Portland has a mandatory bike lane law (Oregon state law actually).

I'm really impressed with everything WABA is doing. I don't want to distract from that with a long discussion of bike lanes, so I'll keep it short. I think they're a good thing but there are places where I wouldn't use them. The picture shown is one of those places... too close to parked cars (though why the double stripe? maybe that's meant to help).

What I like about Complete Streets policies, and what Councilmember Wells point gets at, is that the burden of proof is put on the Dept. of Transportation to say why a street doesn't need bike/ped/transit/accessibility accomodations vs. the current state of having to advocate FOR them. With that said, a wide outside lane can be as much an accommodation as a bike lane. There is no one size fits all facility for cyclists on every stretch of road.

Ok. I stand corrected

Oregon law 814.420 Failure to use bicycle lane or path

Still, running back to my little bit of ground left, I haven't seen this series of steps.

Step 1 - optional use of bike lane law
Step 2 - add bike lanes
Step 3 - mandate use of bike lanes
Step 4 - rinse and repeat

But I'm sure Contrarian's got an example of that too.
Step 2 -

I do hope the 14 miles of new bike lanes are better implemented than some of the lanes we've seen recently -- I'm thinking Thomas Circle and the incredible vanishing bike lane on E street NW, for instance.

"Facilities" like that are worse than nothing.

"But I'm sure Contrarian's got an example of that too.
Step 2 - "

I can't think of any place that implemented a mandatory bike lane law before they had bike lanes. Think about it.

Dude, you are blowing my mind!

But could God make a bike lane so dangerous that even he couldn't ride in it?

By extension, you couldn't have an optional bike lane law without bike lanes either.

The Q Street bike lane shown in the picture is actually one of the ones I approve of, along with its west-bound companion on R Street. It may look like a door zone lane in the picture, but it's a nice wide one-way street, and the bike lane moves motorists out of the center of the road and over to the left. This is good for cyclists because bicycles often travel faster than automobiles on this stretch of road.

Before the bike lane you would have to weave through traffic on this street.

In the picture I can just barely see the house that I used to live in.

The Portland bike lane law has many exceptions for bicyclist safety. Contrarian's statement is too simplistic.
There is extensive discussion of this on the BikePortland site, accessible through the link on the left side of this page.

I agree with Contrarian (and, in doing so, I'm not being contrarian) that Thomas Circle might just be better without bike lanes. I use them sometimes to get around all those pesky motorized vehicles, but I'm really really really careful when I do, 'cause I don't want to get whacked by somebody randomly pulling into the lane without warning.

In terms of a "creeping assumption," honestly I wasn't just referencing laws. I was more thinking about attitudes. Frankly, I think we're already there. There are plenty of people out there who think that bikes are required to only be in bike lanes; believe it or not, I've even met people who think they are allowed only on streets that are designated "bike routes"!
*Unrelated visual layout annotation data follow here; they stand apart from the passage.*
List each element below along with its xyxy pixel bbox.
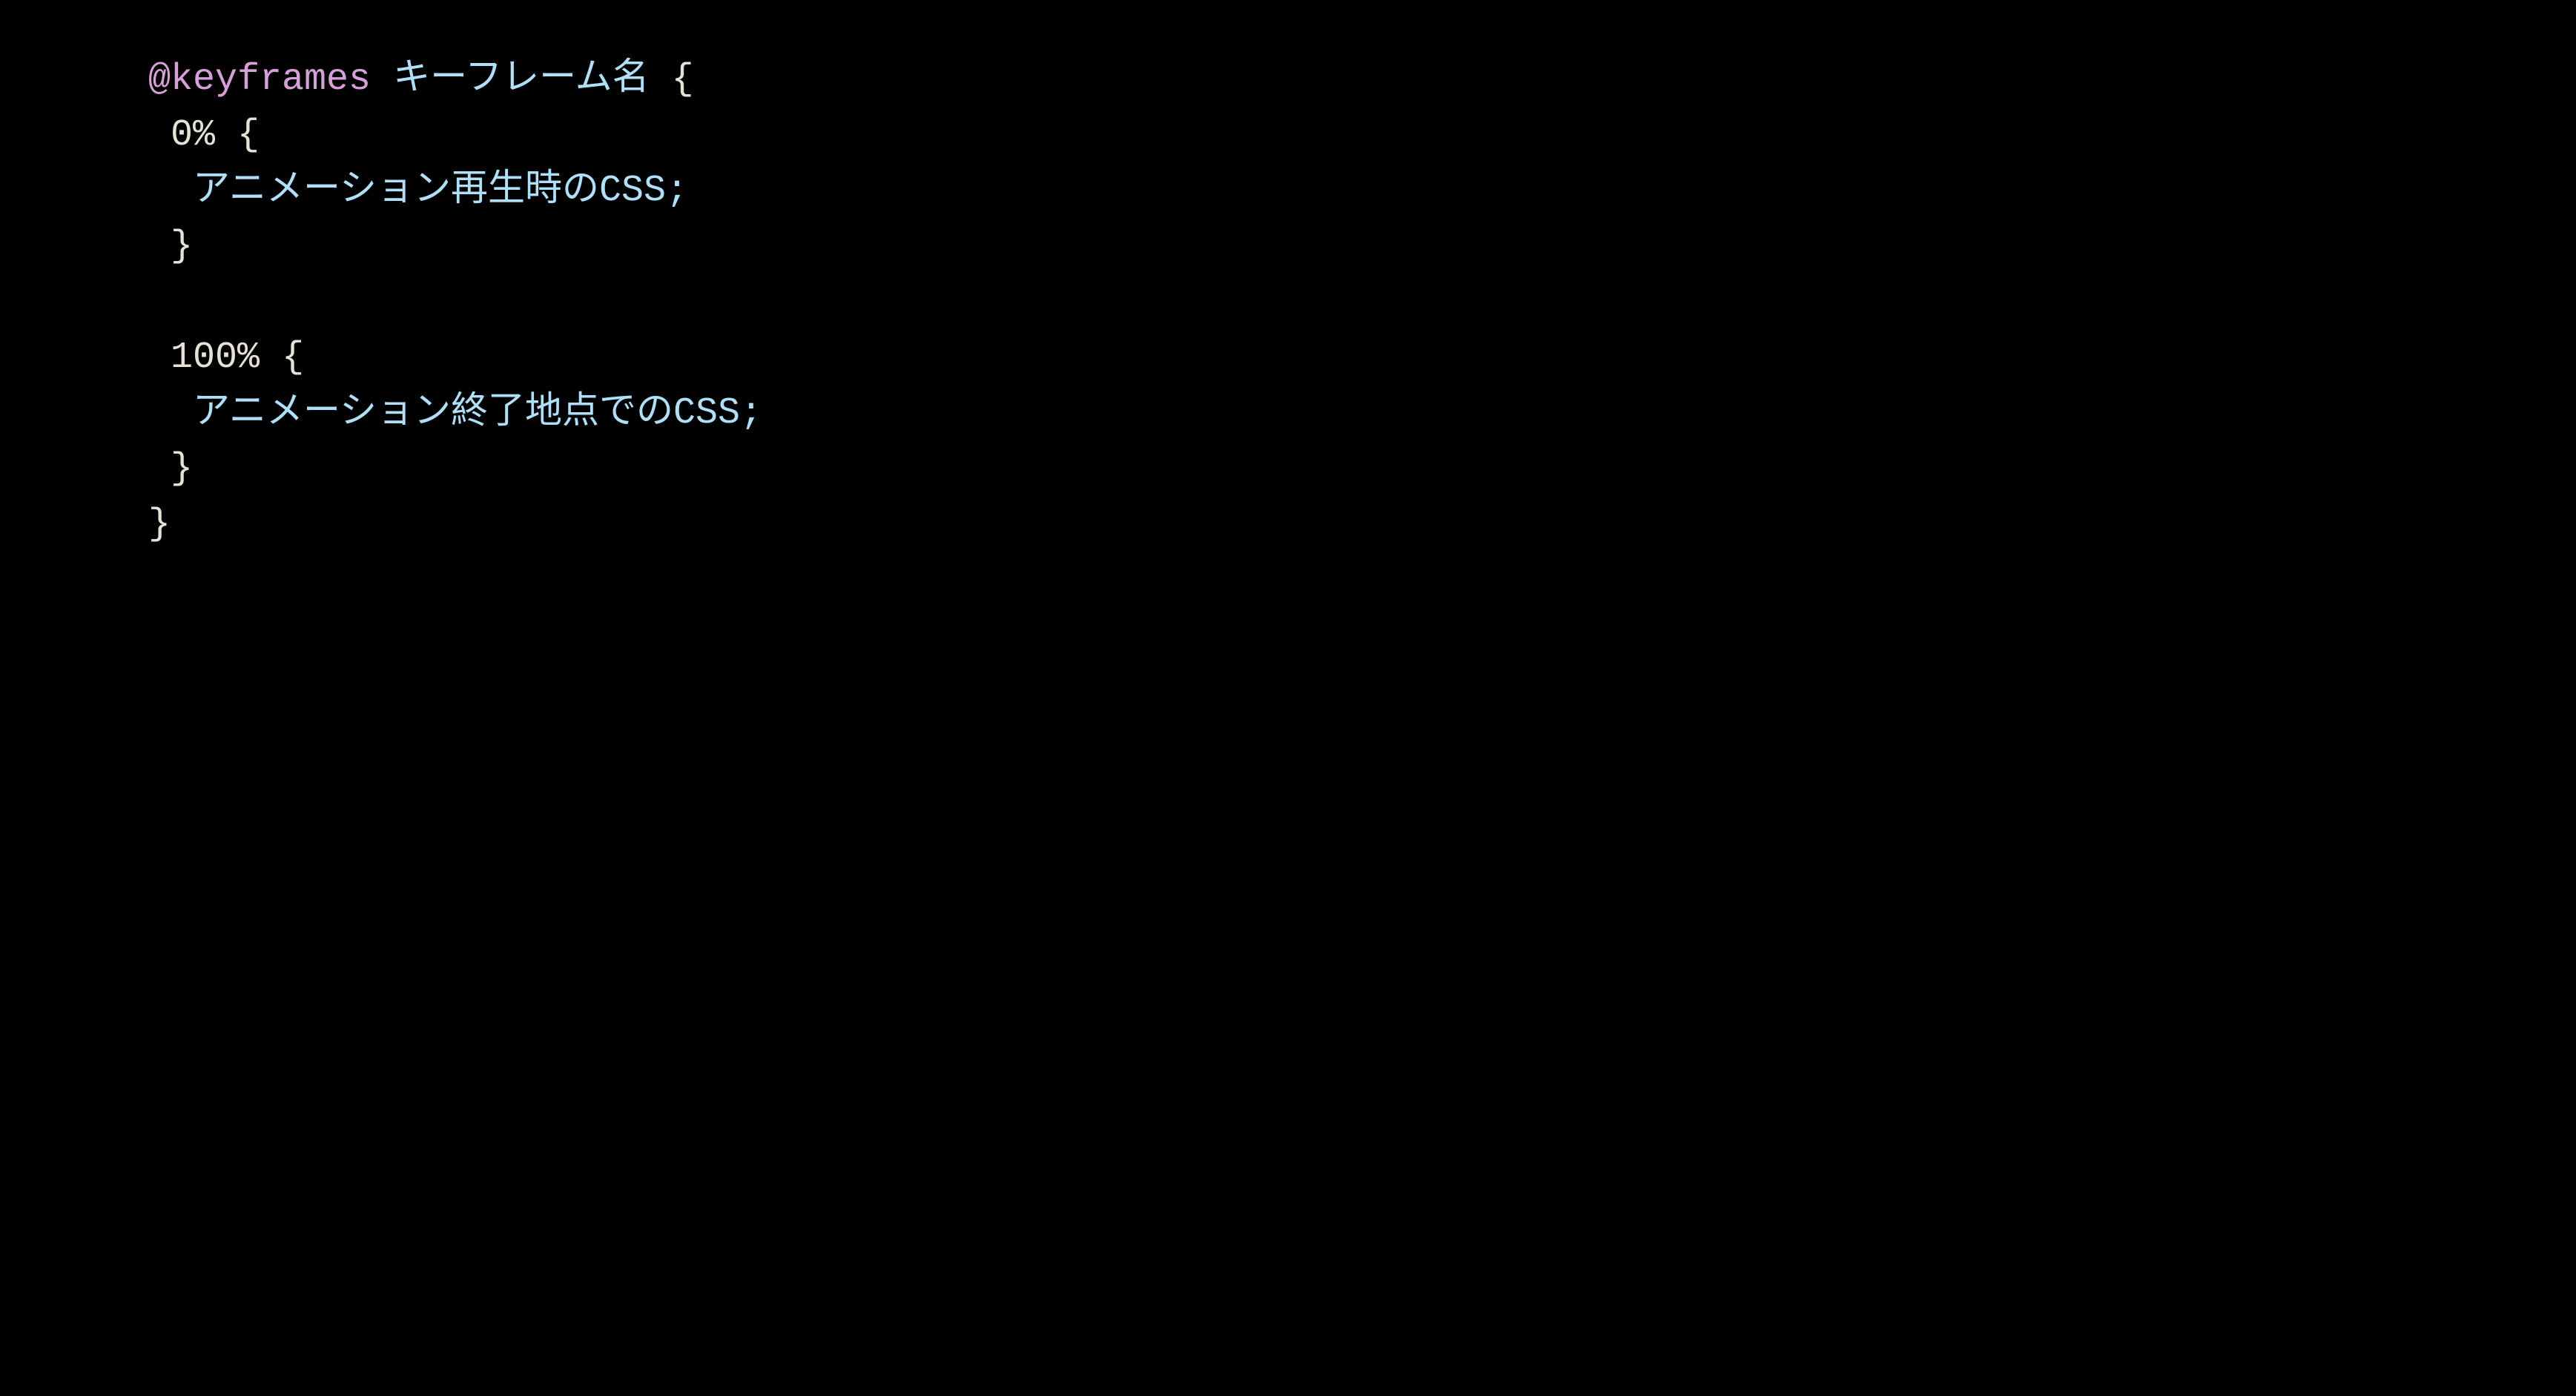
brace-open: { (237, 114, 260, 156)
brace-open: { (282, 337, 304, 379)
keyframe-percent-100: 100% (171, 337, 260, 379)
brace-close: } (148, 503, 171, 546)
keyframe-percent-0: 0% (171, 114, 215, 156)
brace-close: } (171, 448, 193, 490)
brace-open: { (672, 59, 694, 101)
brace-close: } (171, 225, 193, 268)
keyframe-body-100: アニメーション終了地点でのCSS; (193, 392, 762, 434)
code-block: @keyframes キーフレーム名 { 0% { アニメーション再生時のCSS… (0, 0, 762, 552)
at-rule-keyword: @keyframes (148, 59, 371, 101)
keyframes-name: キーフレーム名 (393, 59, 650, 101)
keyframe-body-0: アニメーション再生時のCSS; (193, 170, 688, 212)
Further, I've seen some bike lane designs where the bikes and the motorists ARE separated held up as a good example. That does, in fact, strike me as segregation. And, if implemented, do you really believe people wouldn't think "that's where the bikes belong." This wouldn't be the end of the world, of course, although in the chaos of DC, I can easily imagine segregated bike lanes, depending on their proximity to sidewalks, becoming just another sidewalk. And, with that, so much for the advantage of getting there fast by bike.

I'll admit I'm colored by my own experiences. For starters, I live in a neighborhood where the bike lane is really a double parking lane. Makes no difference what the law says. Thus, I don't see bike lanes as creating a more inviting street; I see them, rather, as creating a false sense of security.